3年前の単独公演以来のシガロス。以前にもライブを見ているので予測してはいましたが、もはや他の一切を寄せ付けることのない、すっかり孤高の境地へと達していました。昔から彼らが突き詰めているポストロックの轟音表現、その中でも特に幻想的、スピリチュアルで荘厳なムードを打ち出したシリアスな楽曲群。その大きな音の波で数万人のオーディエンスを飲み込んでいく、化物じみた演奏を終始続けていました。

エレクトロニックな質感を強めた新曲「Óveður」で始まり、過去のアルバムからバランス良く選曲されたセットリスト。時には天上から降り注ぐ祝福のように、時には地を割って噴き出してくる惨禍のように、光と闇がダイナミックに交差。
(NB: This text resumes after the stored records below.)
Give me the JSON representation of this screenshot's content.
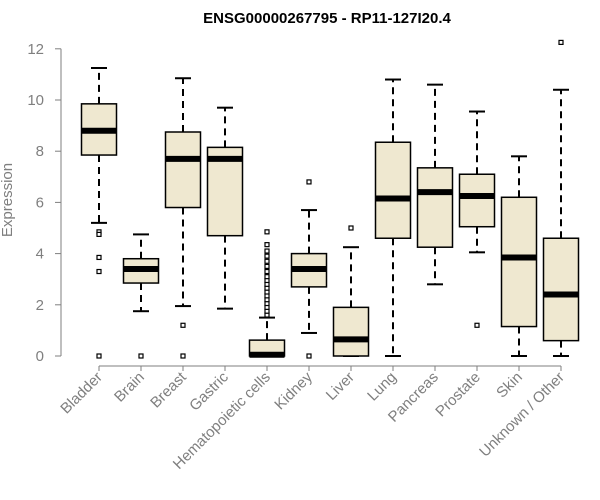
{
  "chart_data": {
    "type": "boxplot",
    "title": "ENSG00000267795 - RP11-127I20.4",
    "xlabel": "",
    "ylabel": "Expression",
    "ylim": [
      0,
      12.3
    ],
    "yticks": [
      0,
      2,
      4,
      6,
      8,
      10,
      12
    ],
    "box_fill": "#efe8d0",
    "stroke_color": "#000000",
    "label_color": "#7f7f7f",
    "categories": [
      "Bladder",
      "Brain",
      "Breast",
      "Gastric",
      "Hematopoietic cells",
      "Kidney",
      "Liver",
      "Lung",
      "Pancreas",
      "Prostate",
      "Skin",
      "Unknown / Other"
    ],
    "boxes": [
      {
        "whisker_low": 5.2,
        "q1": 7.85,
        "median": 8.8,
        "q3": 9.85,
        "whisker_high": 11.25,
        "outliers": [
          4.85,
          4.75,
          3.85,
          3.3,
          0.0
        ]
      },
      {
        "whisker_low": 1.75,
        "q1": 2.85,
        "median": 3.4,
        "q3": 3.8,
        "whisker_high": 4.75,
        "outliers": [
          0.0
        ]
      },
      {
        "whisker_low": 1.95,
        "q1": 5.8,
        "median": 7.7,
        "q3": 8.75,
        "whisker_high": 10.85,
        "outliers": [
          1.2,
          0.0
        ]
      },
      {
        "whisker_low": 1.85,
        "q1": 4.7,
        "median": 7.7,
        "q3": 8.15,
        "whisker_high": 9.7,
        "outliers": []
      },
      {
        "whisker_low": 0.0,
        "q1": 0.0,
        "median": 0.05,
        "q3": 0.62,
        "whisker_high": 1.5,
        "outliers": [
          1.6,
          1.75,
          1.9,
          2.05,
          2.2,
          2.35,
          2.5,
          2.65,
          2.8,
          2.95,
          3.1,
          3.3,
          3.5,
          3.7,
          3.9,
          4.1,
          4.35,
          4.85
        ]
      },
      {
        "whisker_low": 0.9,
        "q1": 2.7,
        "median": 3.4,
        "q3": 4.0,
        "whisker_high": 5.7,
        "outliers": [
          6.8,
          0.0
        ]
      },
      {
        "whisker_low": 0.0,
        "q1": 0.0,
        "median": 0.65,
        "q3": 1.9,
        "whisker_high": 4.25,
        "outliers": [
          5.0
        ]
      },
      {
        "whisker_low": 0.0,
        "q1": 4.6,
        "median": 6.15,
        "q3": 8.35,
        "whisker_high": 10.8,
        "outliers": []
      },
      {
        "whisker_low": 2.8,
        "q1": 4.25,
        "median": 6.4,
        "q3": 7.35,
        "whisker_high": 10.6,
        "outliers": []
      },
      {
        "whisker_low": 4.05,
        "q1": 5.05,
        "median": 6.25,
        "q3": 7.1,
        "whisker_high": 9.55,
        "outliers": [
          1.2
        ]
      },
      {
        "whisker_low": 0.0,
        "q1": 1.15,
        "median": 3.85,
        "q3": 6.2,
        "whisker_high": 7.8,
        "outliers": []
      },
      {
        "whisker_low": 0.0,
        "q1": 0.6,
        "median": 2.4,
        "q3": 4.6,
        "whisker_high": 10.4,
        "outliers": [
          12.25
        ]
      }
    ]
  }
}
清らかで重厚な楽曲の連続で身体が押し潰されそうになる心地。しかしひとたび曲が始まれば最後まで目を逸らせない強烈な磁場が発せられる、この有無を言わせない凄味は流石の一言。特にボウイング奏法で独自の音響を構築する Jónsi の神々しさよ。欲を言えば「Gobbledigook」のようなポップ曲も演ってほしかったんだけど、やっぱりこの流れの中だと浮いてしまうか。何にせよメインステージのトリに相応しい貫禄でした。


以上で初日は終了です。ベストアクトは悩むけど、自分の価値観をブチ割ってくれたという点で KOHH 。明日に続きます。